Simplest Hash Functions — shantum's notes

ELI5 / TLDR

Hash functions turn data into fixed-size numbers — like assigning every book in a library a shelf number based on its contents. This article asks: how dumb can you make a hash function before it stops working? Turns out, for non-adversarial data (nobody’s actively trying to break it), you can get surprisingly far with just addition and multiplication. The tradeoffs are real but knowable, and the article maps them with actual collision counts and bit-level analysis.

The Full Story

The Setup: Why Go Simple?

Cryptographic hash functions like SHA-256 are built to withstand attackers. But most hash tables in everyday code don’t face attackers — they face dictionaries of words, lists of domain names, configuration keys. The author’s question: if nobody’s trying to sabotage your data, how bare-bones can a hash function get while still doing its job?

The job, specifically, is distributing keys across buckets in a hash table with minimal collisions. Not security. Not integrity verification. Just: spread things out reasonably well.

The Addition Hash: As Simple As It Gets

Imagine chopping your input into 32-bit chunks and just adding them up, letting the sum overflow naturally. That’s the addition hash. It reacts to insertions, deletions, and bit changes — but it can’t tell AB from BA. Reordering the chunks gives the same hash.

Fix: rotate the accumulated value before each addition. Now the operation isn’t commutative — order matters. But this only partially solves the problem.

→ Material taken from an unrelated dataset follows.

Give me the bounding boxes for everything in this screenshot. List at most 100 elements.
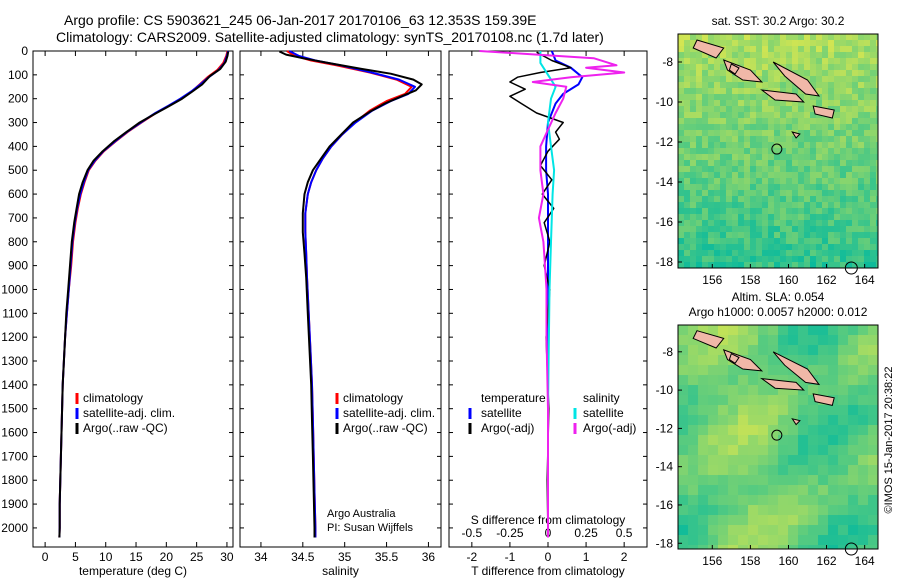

Testing on 3,579 paragraphs (average 217 bytes): the addition hash produces 1,643 collisions out of 65,536 buckets. SHA-256 gets 1,530. Not bad — within spitting distance of the gold standard on long, varied text.

Where It Falls Apart: Short, Structured Data

Switch to 5,000 domain names averaging 12 bytes and the picture changes fast. SHA-256: 2,987 collisions. Addition hash: 5,471. Almost double. The problem is that ASCII characters only use specific bit patterns — lowercase letters all share certain high bits. Short strings don’t have enough entropy to wash that structure out through addition alone.

Think of it like mixing paint. Long paragraphs are twenty different colors — add them up and you get a uniform muddy brown. Domain names are three shades of blue — add them and you still get blue.

Foldmul: One Clever Trick

The fix is a technique called folded multiplication, or foldmul. Take your accumulated value, multiply it by a large constant to get a 128-bit result, then XOR the top 64 bits with the bottom 64. This is like putting your paint through a blender — multiplication spreads information across all bit positions far more aggressively than addition.

With foldmul as a finalization step, domain name collisions drop from 5,471 to 3,199 — much closer to SHA-256’s 2,987.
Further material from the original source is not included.